A sample contains Hydrogen atom ,He+ ion, Li2+, & Be3+ ion. In H atom electron is present in 8th orbit, in He2+ e- is present in 6th orbit, Li2+ in 5th orbit& in Be3+ electron is present in 4th orbit. All the atoms are de-excited to the ground state. Calculate the total no. of different spectral lines.
6 to 1
To calculate the total number of different spectral lines, we need to consider the transitions that can occur between the energy levels of the atoms.
The number of spectral lines produced when an electron transitions from one energy level to another can be given by the formula:
N = n(n-1)/2,
where 'n' is the number of energy levels.
In the case of the Hydrogen atom, the electron is present in the 8th orbit and is de-excited to the ground state, which is the first orbit (n = 1).
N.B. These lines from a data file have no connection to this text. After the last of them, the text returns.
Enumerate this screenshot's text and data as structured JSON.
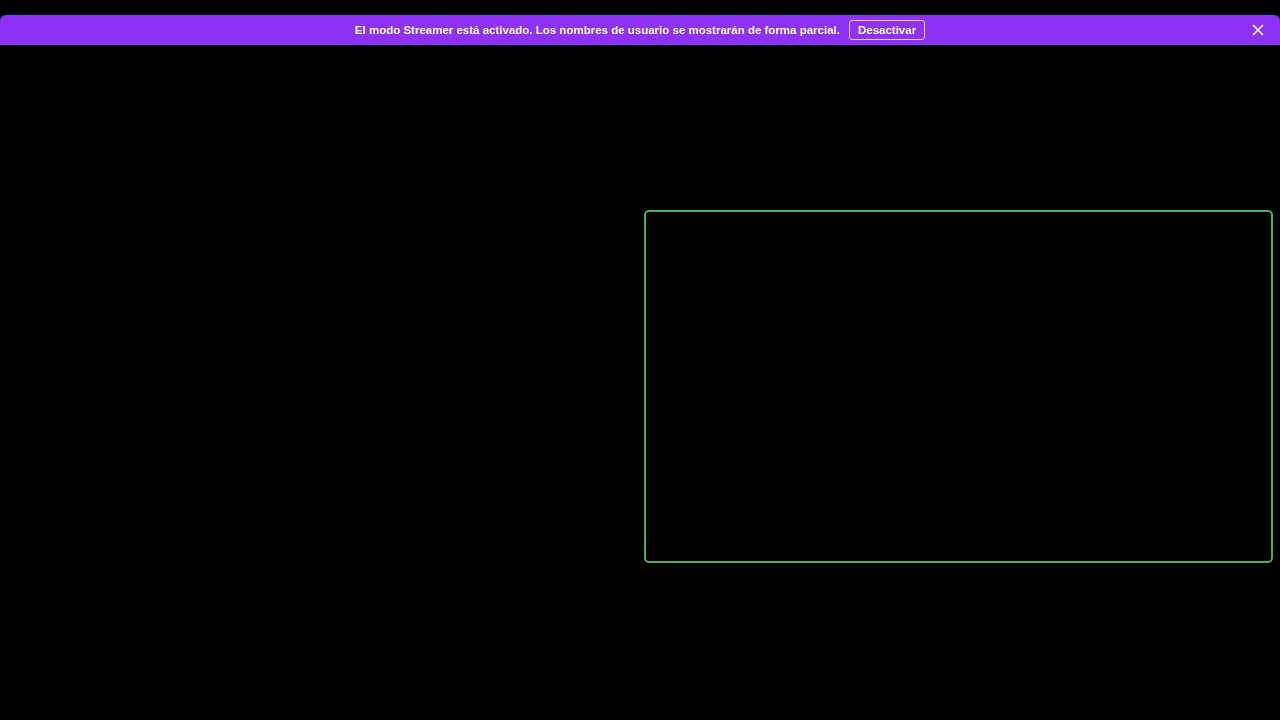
{
  "banner": {
    "message": "El modo Streamer está activado. Los nombres de usuario se mostrarán de forma parcial.",
    "button": "Desactivar"
  }
}
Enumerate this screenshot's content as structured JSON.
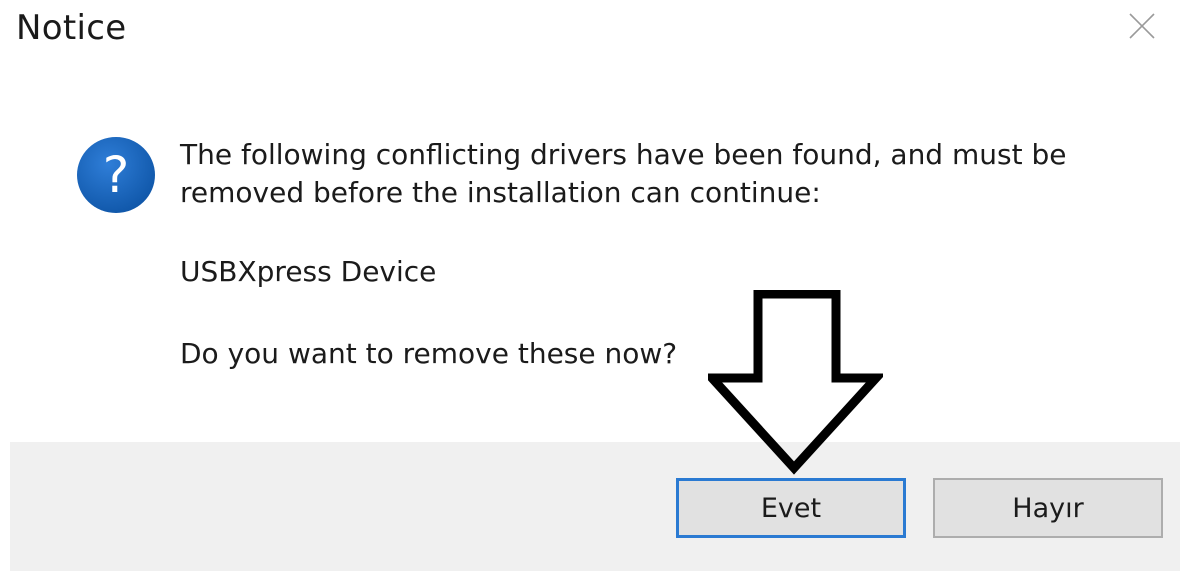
{
  "dialog": {
    "title": "Notice",
    "close_icon": "close-icon",
    "message": "The following conflicting drivers have been found, and must be removed before the installation can continue:",
    "message_line1": "The following conflicting drivers have been found, and must be",
    "message_line2": "removed before the installation can continue:",
    "device_name": "USBXpress Device",
    "question": "Do you want to remove these now?",
    "icon": "question-icon",
    "icon_color": "#1a5fb4"
  },
  "buttons": {
    "yes_label": "Evet",
    "no_label": "Hayır"
  },
  "annotation": {
    "icon": "down-arrow-icon"
  }
}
So, the number of spectral lines produced by the Hydrogen atom would be:
N_hydrogen = 8(8-1)/2 = 8*7/2 = 28.
For the He2+ ion, the electron is present in the 6th orbit and is de-excited to the ground state (n = 1). Thus, the number of spectral lines produced by the He2+ ion is:
N_helium = 6(6-1)/2 = 6*5/2 = 15.
Similarly, for the Li2+ ion with the electron in the 5th orbit (n = 1) and the Be3+ ion with the electron in the 4th orbit (n = 1), the number of spectral lines produced would be:
N_lithium = 5(5-1)/2 = 5*4/2 = 10.
N_beryllium = 4(4-1)/2 = 4*3/2 = 6.
Therefore, the total number of different spectral lines produced by the given atoms would be the sum of the spectral lines calculated for each atom:
Total spectral lines = N_hydrogen + N_helium + N_lithium + N_beryllium
= 28 + 15 + 10 + 6
= 59.
Hence, there would be a total of 59 different spectral lines.
For H^+, e is in n = 8 so the follwing transitions can occur.
n = 8 to n = 7
8 to 6
8 to 5
8 to 4
8 to 3
8 to 2
and 8 to 1;
then
n = 7 to n = 6
7 to 5
7 to 4
7 to 3
7 to 2
and 7 to 1; then
n = 6 to n = 5
6 to 4
6 to 3
6 to 2
and 6 to 1
You get the idea here. Do the same for the other ions and add for the total number of lines.